Certuni temi sono molto più rischiosi di altri: politica e calcio sono ad
esempio in grado di scatenare risse verbali di ampio respiro che si gonfiano e
si sgonfiano nei tempi più variabili; queste digressioni dal viaggio,
accompagnate da cascate di risate, terminano infatti molto repentinamente quanto sono incominciate. Inizia il punto più
pericoloso e quindi più ambito, i ragionamenti personali. Ragionamenti che
partono dalla pancia, passano al cervello e poi via, scappano fuori
dannatamente liberi. Questo fa si che il bevitore continua il suo viaggio negli
inferi, raccontando fatti o pensieri che pian piano diventano sempre più
riservati. Questo momento non sempre accade, ma se ciò avviene, l’oste sorride
compiaciuto. Il suo dovere l’ha fatto alla perfezione. Ora deve soltanto
gestirlo permettendo al bevitore di solito due scelte: arrivare fino in fondo
da solo o farsi aiutare e, non è lui che decide … ; il vero oste infatti da una
certa ora in avanti, condivide con i bevitori le loro sorti. La notte porta
ubriachezza, quindi saggezza. L’oste si avvicina da vero sacerdote dell’oblio
verso i liquidi ancestrali che ogni sera serve. Beve copiosamente dai calici giusti. Infine,
pur essendo dall’altro lato della barricata etilica, comincia a comunicare con
il bevitore da suo pari. Ascolta,
osserva, risponde, incita, ammicca, collabora, con gesti e parole sempre più
complici. Dal terzo calice in avanti il cammino per il bevitore è segnato; egli
da saggio assimilatore inizia a comprendere il suo compito, inizia a capire ciò
che veramente egli è; tutto è chiaro
ormai, si avvicina il momento magico.
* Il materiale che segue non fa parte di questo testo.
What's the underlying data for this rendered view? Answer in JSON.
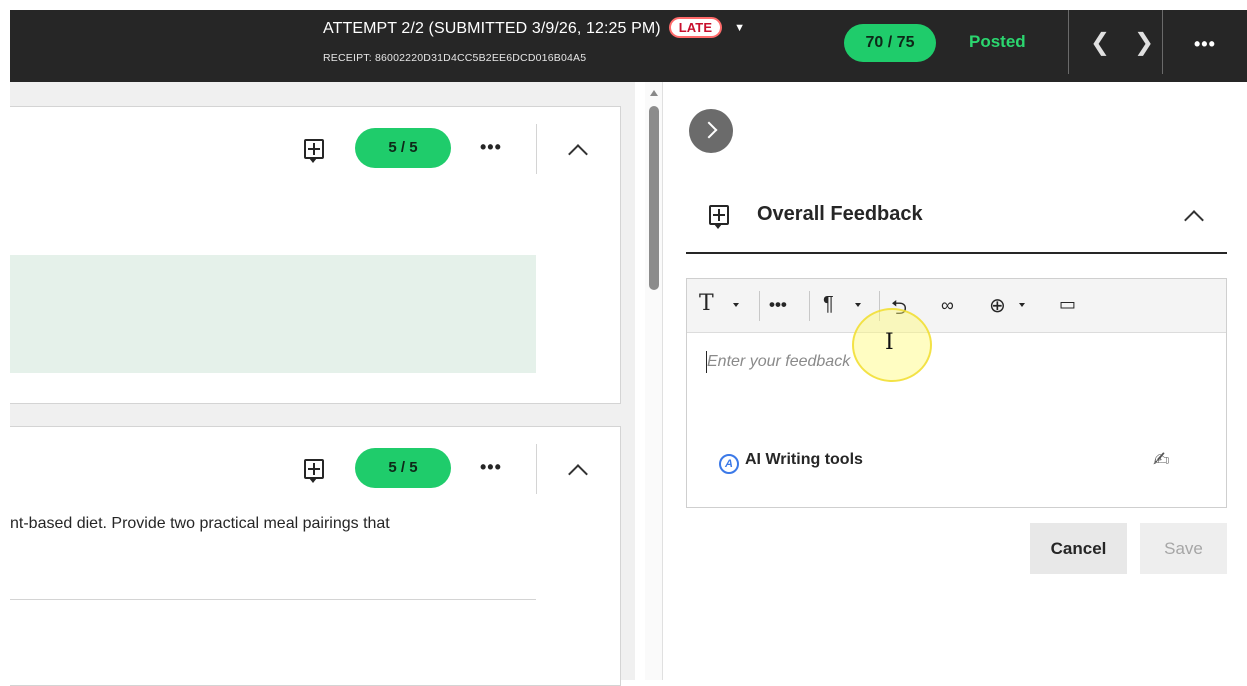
{
  "header": {
    "attempt": "ATTEMPT 2/2 (SUBMITTED 3/9/26, 12:25 PM)",
    "late_badge": "LATE",
    "receipt": "RECEIPT: 86002220D31D4CC5B2EE6DCD016B04A5",
    "total_score": "70 / 75",
    "status": "Posted",
    "more": "•••",
    "prev_icon": "chevron-left-icon",
    "next_icon": "chevron-right-icon"
  },
  "questions": [
    {
      "score": "5 / 5",
      "more": "•••",
      "text": ""
    },
    {
      "score": "5 / 5",
      "more": "•••",
      "text": "nt-based diet. Provide two practical meal pairings that"
    }
  ],
  "feedback": {
    "title": "Overall Feedback",
    "placeholder": "Enter your feedback",
    "ai_tools": "AI Writing tools",
    "cancel": "Cancel",
    "save": "Save"
  },
  "colors": {
    "header_bg": "#262626",
    "score_green": "#1fcc6b",
    "posted_green": "#2bd66f",
    "late_red": "#c8102e",
    "answer_bg": "#e5f1ea"
  }
}
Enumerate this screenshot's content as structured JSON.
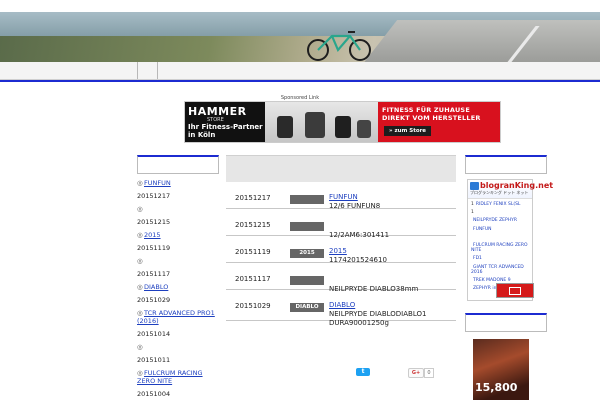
{
  "ad": {
    "sponsored_label": "Sponsored Link",
    "brand": "HAMMER",
    "brand_sub": "STORE",
    "tagline": "Ihr Fitness-Partner in Köln",
    "headline": "FITNESS FÜR ZUHAUSE DIREKT VOM HERSTELLER",
    "cta": "» zum Store"
  },
  "left_sidebar": {
    "items": [
      {
        "text": "FUNFUN",
        "link": true
      },
      {
        "text": "20151217",
        "link": false
      },
      {
        "text": "",
        "link": false
      },
      {
        "text": "20151215",
        "link": false
      },
      {
        "text": "2015",
        "link": true
      },
      {
        "text": "20151119",
        "link": false
      },
      {
        "text": "",
        "link": false
      },
      {
        "text": "20151117",
        "link": false
      },
      {
        "text": "DIABLO",
        "link": true
      },
      {
        "text": "20151029",
        "link": false
      },
      {
        "text": "TCR ADVANCED PRO1 (2016)",
        "link": true
      },
      {
        "text": "20151014",
        "link": false
      },
      {
        "text": "",
        "link": false
      },
      {
        "text": "20151011",
        "link": false
      },
      {
        "text": "FULCRUM RACING ZERO NITE",
        "link": true
      },
      {
        "text": "20151004",
        "link": false
      }
    ]
  },
  "entries": [
    {
      "date": "20151217",
      "tag": "",
      "title": "FUNFUN",
      "desc": "12/6 FUNFUN8"
    },
    {
      "date": "20151215",
      "tag": "",
      "title": "",
      "desc": "12/2AM6:301411"
    },
    {
      "date": "20151119",
      "tag": "2015",
      "title": "2015",
      "desc": "1174201524610"
    },
    {
      "date": "20151117",
      "tag": "",
      "title": "",
      "desc": "NEILPRYDE DIABLO38mm"
    },
    {
      "date": "20151029",
      "tag": "DIABLO",
      "title": "DIABLO",
      "desc": "NEILPRYDE DIABLODIABLO1 DURA90001250g"
    }
  ],
  "share": {
    "tweet": "t",
    "gplus": "G+",
    "gplus_count": "0"
  },
  "right_sidebar": {
    "rank_logo": "blogranKing.net",
    "rank_sub": "ブログランキング ドット ネット",
    "rank_items": [
      {
        "num": "1",
        "text": "RIDLEY FENIX SL(SL"
      },
      {
        "num": "1",
        "text": ""
      },
      {
        "num": "",
        "text": "NEILPRYDE ZEPHYR"
      },
      {
        "num": "",
        "text": "FUNFUN"
      },
      {
        "num": "",
        "text": ""
      },
      {
        "num": "",
        "text": "FULCRUM RACING ZERO NITE"
      },
      {
        "num": "",
        "text": "FD1"
      },
      {
        "num": "",
        "text": "GIANT TCR ADVANCED 2016"
      },
      {
        "num": "",
        "text": "TREK MADONE 9"
      },
      {
        "num": "",
        "text": "ZEPHYR in"
      }
    ],
    "promo_price": "15,800"
  },
  "colors": {
    "accent_blue": "#1c2bd1",
    "link_blue": "#1d3fbf",
    "tag_gray": "#666666",
    "ad_red": "#d8111e"
  }
}
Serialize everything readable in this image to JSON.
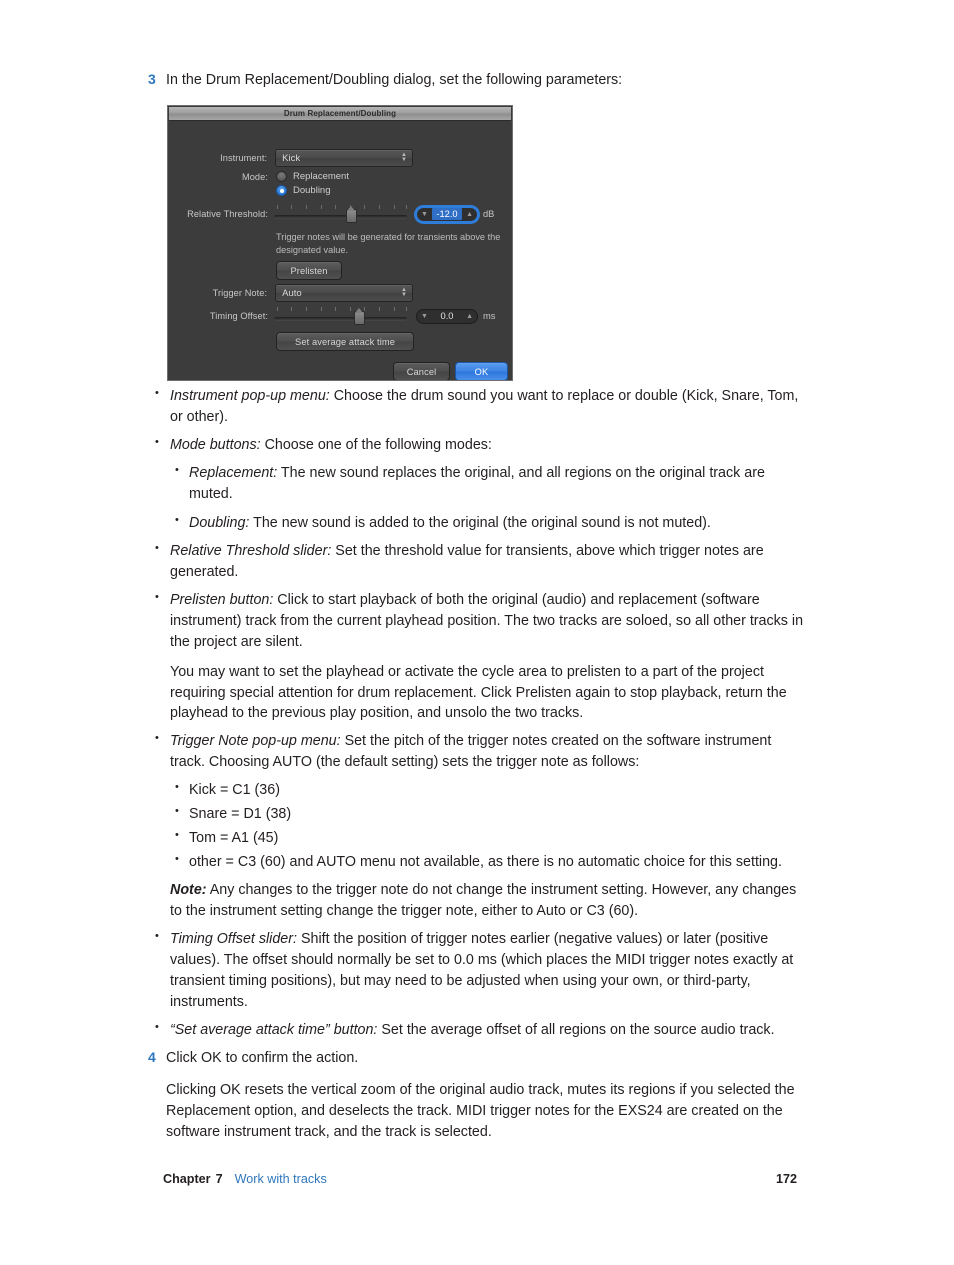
{
  "page": {
    "number": "172"
  },
  "steps": {
    "step3": {
      "num": "3",
      "text": "In the Drum Replacement/Doubling dialog, set the following parameters:"
    },
    "step4": {
      "num": "4",
      "text": "Click OK to confirm the action."
    }
  },
  "dialog": {
    "title": "Drum Replacement/Doubling",
    "instrument_label": "Instrument:",
    "instrument_value": "Kick",
    "mode_label": "Mode:",
    "mode_replacement": "Replacement",
    "mode_doubling": "Doubling",
    "mode_selected": "Doubling",
    "relative_threshold_label": "Relative Threshold:",
    "relative_threshold_value": "-12.0",
    "relative_threshold_unit": "dB",
    "help_text": "Trigger notes will be generated for transients above the designated value.",
    "prelisten_button": "Prelisten",
    "trigger_note_label": "Trigger Note:",
    "trigger_note_value": "Auto",
    "timing_offset_label": "Timing Offset:",
    "timing_offset_value": "0.0",
    "timing_offset_unit": "ms",
    "set_average_attack_button": "Set average attack time",
    "cancel_button": "Cancel",
    "ok_button": "OK",
    "colors": {
      "accent": "#2f7ddb",
      "window_bg": "#3c3c3c",
      "text": "#cfcfcf"
    }
  },
  "bullets": {
    "instrument": {
      "term": "Instrument pop-up menu:",
      "text": " Choose the drum sound you want to replace or double (Kick, Snare, Tom, or other)."
    },
    "mode": {
      "term": "Mode buttons:",
      "text": " Choose one of the following modes:"
    },
    "replacement": {
      "term": "Replacement:",
      "text": " The new sound replaces the original, and all regions on the original track are muted."
    },
    "doubling": {
      "term": "Doubling:",
      "text": " The new sound is added to the original (the original sound is not muted)."
    },
    "relative_threshold": {
      "term": "Relative Threshold slider:",
      "text": " Set the threshold value for transients, above which trigger notes are generated."
    },
    "prelisten": {
      "term": "Prelisten button:",
      "text": " Click to start playback of both the original (audio) and replacement (software instrument) track from the current playhead position. The two tracks are soloed, so all other tracks in the project are silent."
    },
    "prelisten_para": "You may want to set the playhead or activate the cycle area to prelisten to a part of the project requiring special attention for drum replacement. Click Prelisten again to stop playback, return the playhead to the previous play position, and unsolo the two tracks.",
    "trigger_note": {
      "term": "Trigger Note pop-up menu:",
      "text": " Set the pitch of the trigger notes created on the software instrument track. Choosing AUTO (the default setting) sets the trigger note as follows:"
    },
    "notes": [
      "Kick = C1 (36)",
      "Snare = D1 (38)",
      "Tom = A1 (45)",
      "other = C3 (60) and AUTO menu not available, as there is no automatic choice for this setting."
    ],
    "note": {
      "label": "Note:",
      "text": "  Any changes to the trigger note do not change the instrument setting. However, any changes to the instrument setting change the trigger note, either to Auto or C3 (60)."
    },
    "timing_offset": {
      "term": "Timing Offset slider:",
      "text": " Shift the position of trigger notes earlier (negative values) or later (positive values). The offset should normally be set to 0.0 ms (which places the MIDI trigger notes exactly at transient timing positions), but may need to be adjusted when using your own, or third-party, instruments."
    },
    "set_average": {
      "term": "“Set average attack time” button:",
      "text": " Set the average offset of all regions on the source audio track."
    }
  },
  "closing_para": "Clicking OK resets the vertical zoom of the original audio track, mutes its regions if you selected the Replacement option, and deselects the track. MIDI trigger notes for the EXS24 are created on the software instrument track, and the track is selected.",
  "footer": {
    "chapter_word": "Chapter",
    "chapter_num": "7",
    "chapter_title": "Work with tracks",
    "page_number": "172"
  }
}
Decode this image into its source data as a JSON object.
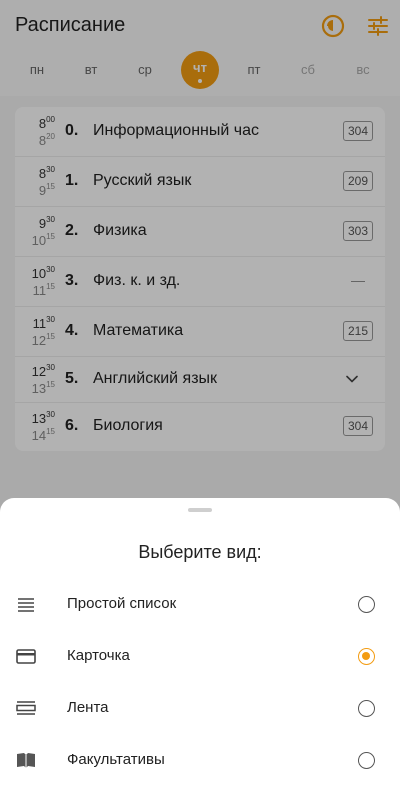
{
  "header": {
    "title": "Расписание"
  },
  "days": [
    {
      "label": "пн",
      "state": "normal"
    },
    {
      "label": "вт",
      "state": "normal"
    },
    {
      "label": "ср",
      "state": "normal"
    },
    {
      "label": "чт",
      "state": "active"
    },
    {
      "label": "пт",
      "state": "normal"
    },
    {
      "label": "сб",
      "state": "muted"
    },
    {
      "label": "вс",
      "state": "muted"
    }
  ],
  "lessons": [
    {
      "start_h": "8",
      "start_m": "00",
      "end_h": "8",
      "end_m": "20",
      "num": "0.",
      "subject": "Информационный час",
      "room": "304"
    },
    {
      "start_h": "8",
      "start_m": "30",
      "end_h": "9",
      "end_m": "15",
      "num": "1.",
      "subject": "Русский язык",
      "room": "209"
    },
    {
      "start_h": "9",
      "start_m": "30",
      "end_h": "10",
      "end_m": "15",
      "num": "2.",
      "subject": "Физика",
      "room": "303"
    },
    {
      "start_h": "10",
      "start_m": "30",
      "end_h": "11",
      "end_m": "15",
      "num": "3.",
      "subject": "Физ. к. и зд.",
      "room": "—"
    },
    {
      "start_h": "11",
      "start_m": "30",
      "end_h": "12",
      "end_m": "15",
      "num": "4.",
      "subject": "Математика",
      "room": "215"
    },
    {
      "start_h": "12",
      "start_m": "30",
      "end_h": "13",
      "end_m": "15",
      "num": "5.",
      "subject": "Английский язык",
      "room": ""
    },
    {
      "start_h": "13",
      "start_m": "30",
      "end_h": "14",
      "end_m": "15",
      "num": "6.",
      "subject": "Биология",
      "room": "304"
    }
  ],
  "sheet": {
    "title": "Выберите вид:",
    "options": [
      {
        "label": "Простой список",
        "icon": "list-icon",
        "selected": false
      },
      {
        "label": "Карточка",
        "icon": "card-icon",
        "selected": true
      },
      {
        "label": "Лента",
        "icon": "feed-icon",
        "selected": false
      },
      {
        "label": "Факультативы",
        "icon": "book-icon",
        "selected": false
      }
    ]
  },
  "colors": {
    "accent": "#f39c12",
    "scrim": "rgba(0,0,0,0.30)"
  }
}
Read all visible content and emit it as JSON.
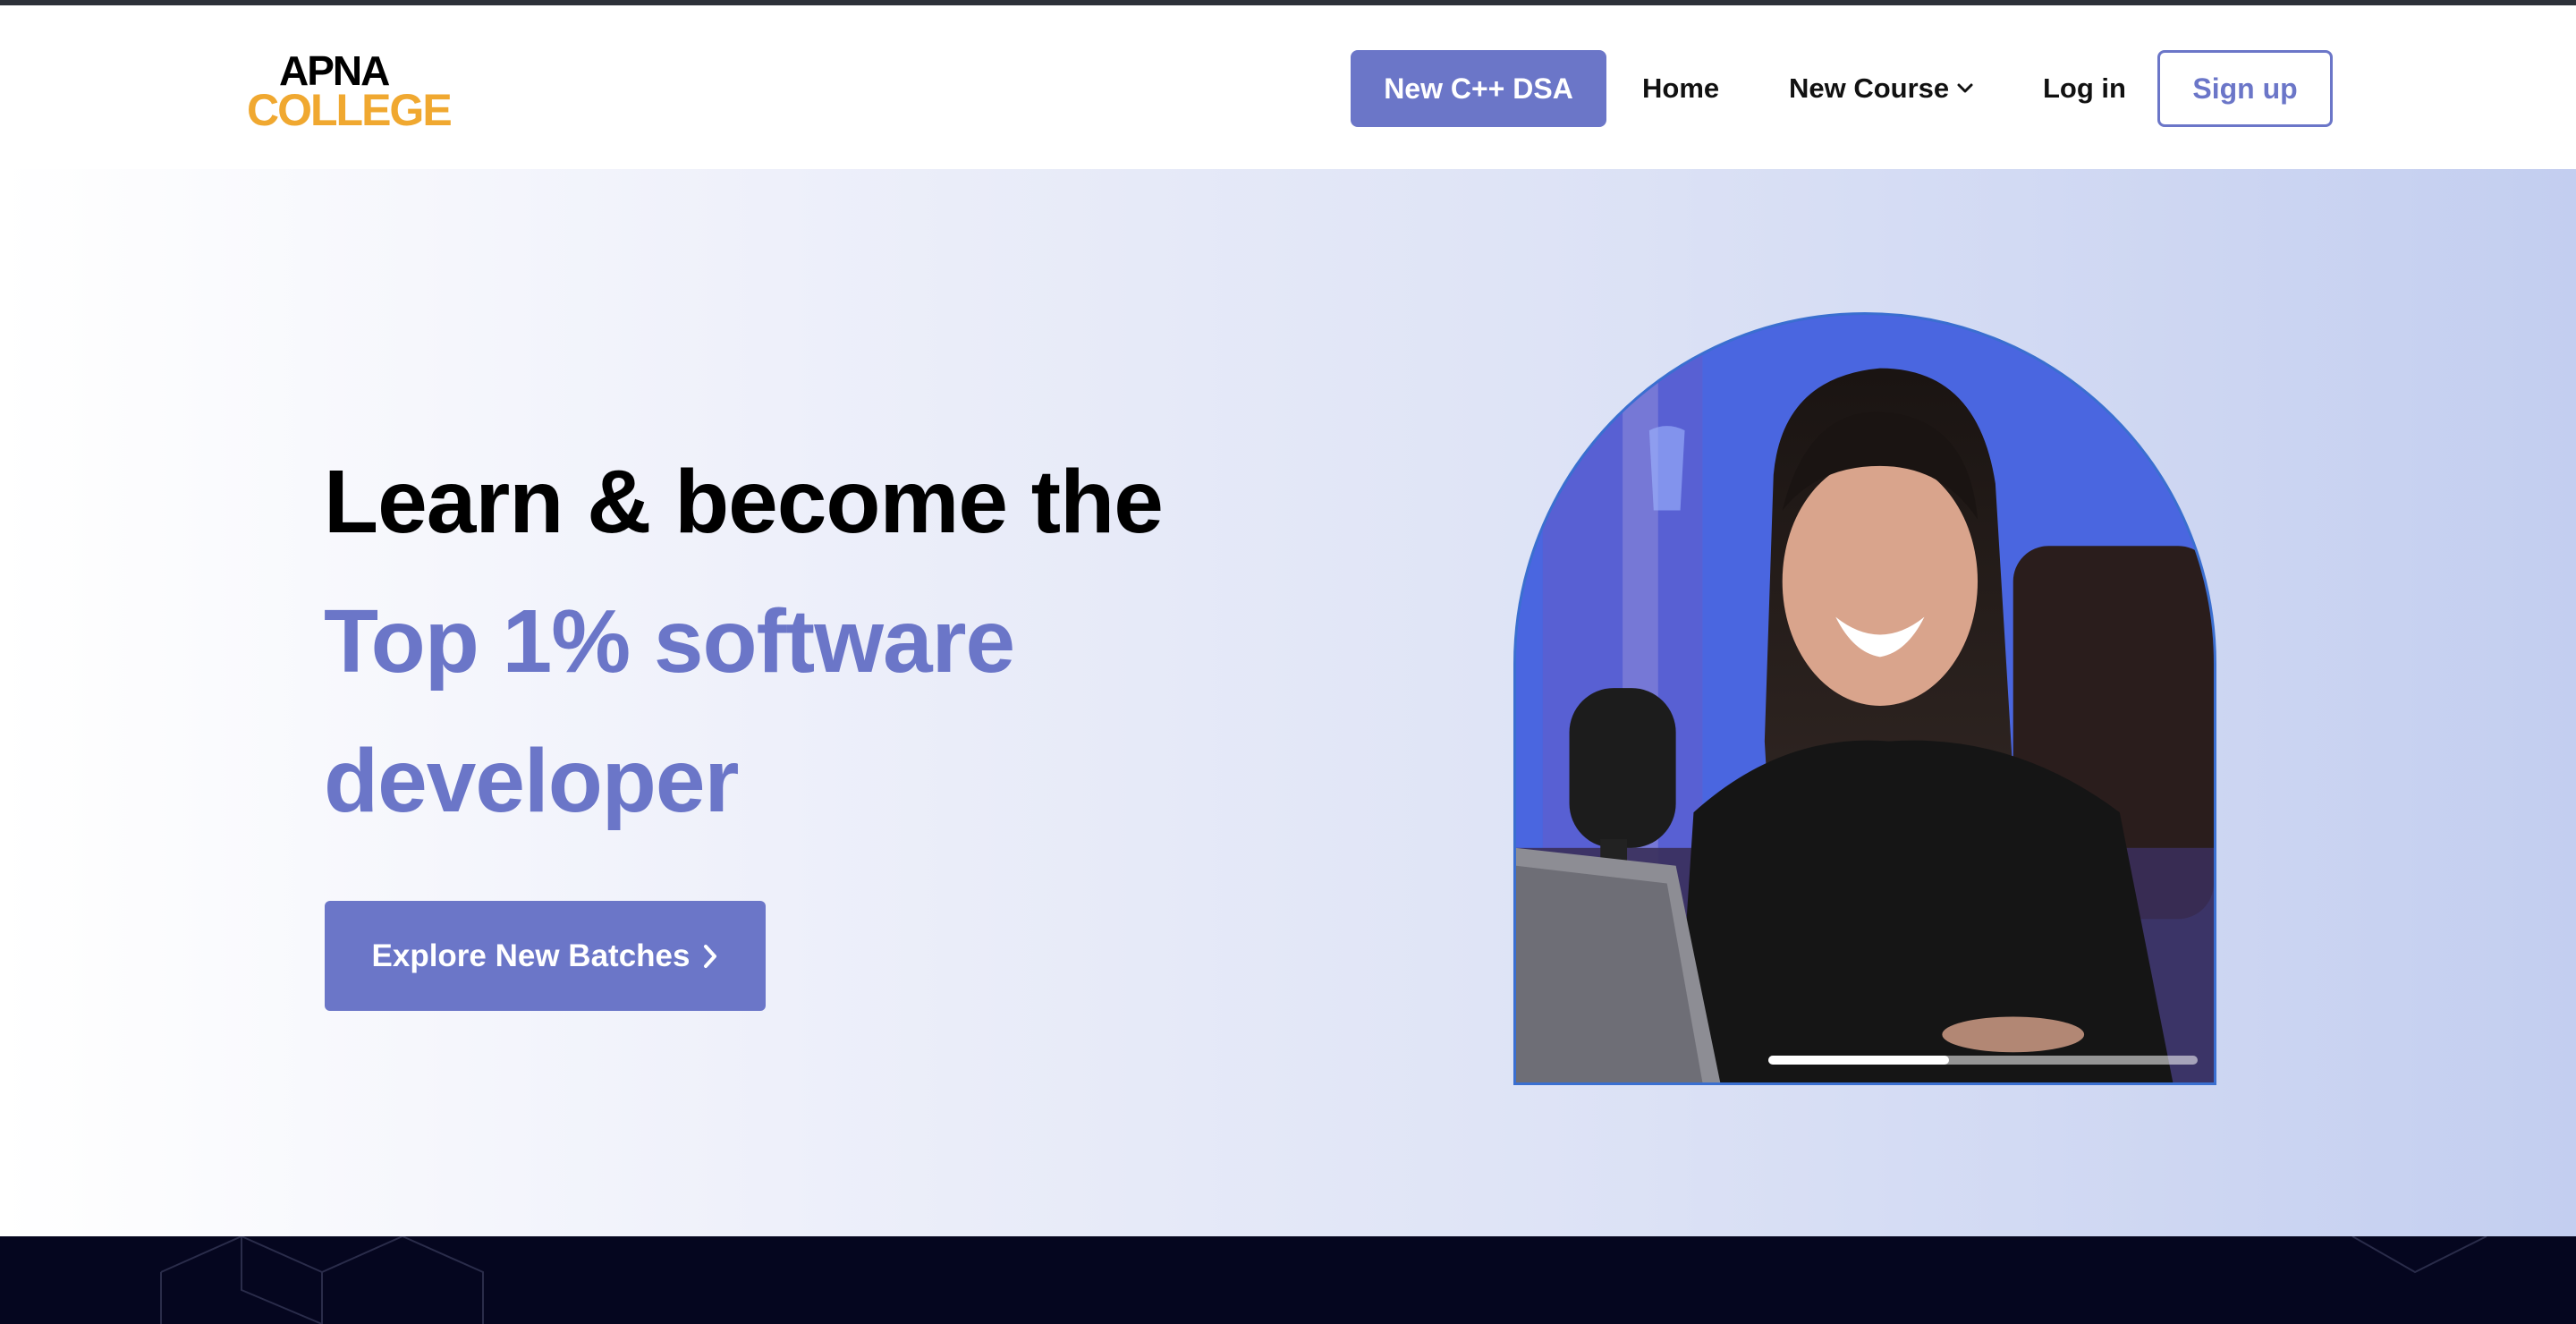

L’unione e l’interazione tra tutti gli
spiriti presenti. E’ il culmine. Il Vino è ‘solamente’ il mezzo del
collegamento tra le menti, raffinate a loro completa insaputa. È il Vino il
vero re della serata. Tutti lo sappiamo, i Bevitori e gli Osti. Tutti a modo
diverso comprendiamo o tentiamo di comprendere cosa cerca di farci capire il
Vino. Cosa c’è dietro, dentro, d’attorno a quel liquido scuro o chiaro,
profumato e sapido, salato ed etereo, divino e umano; creato da mani che hanno
preparato la madre vigna al concepimento; mani che hanno curato la terra; mani
che hanno colto i grappoli e li hanno lavorati; dopo i tempi giusti è giunto a
noi, si apre a noi. Noi dobbiamo soltanto capire e bere.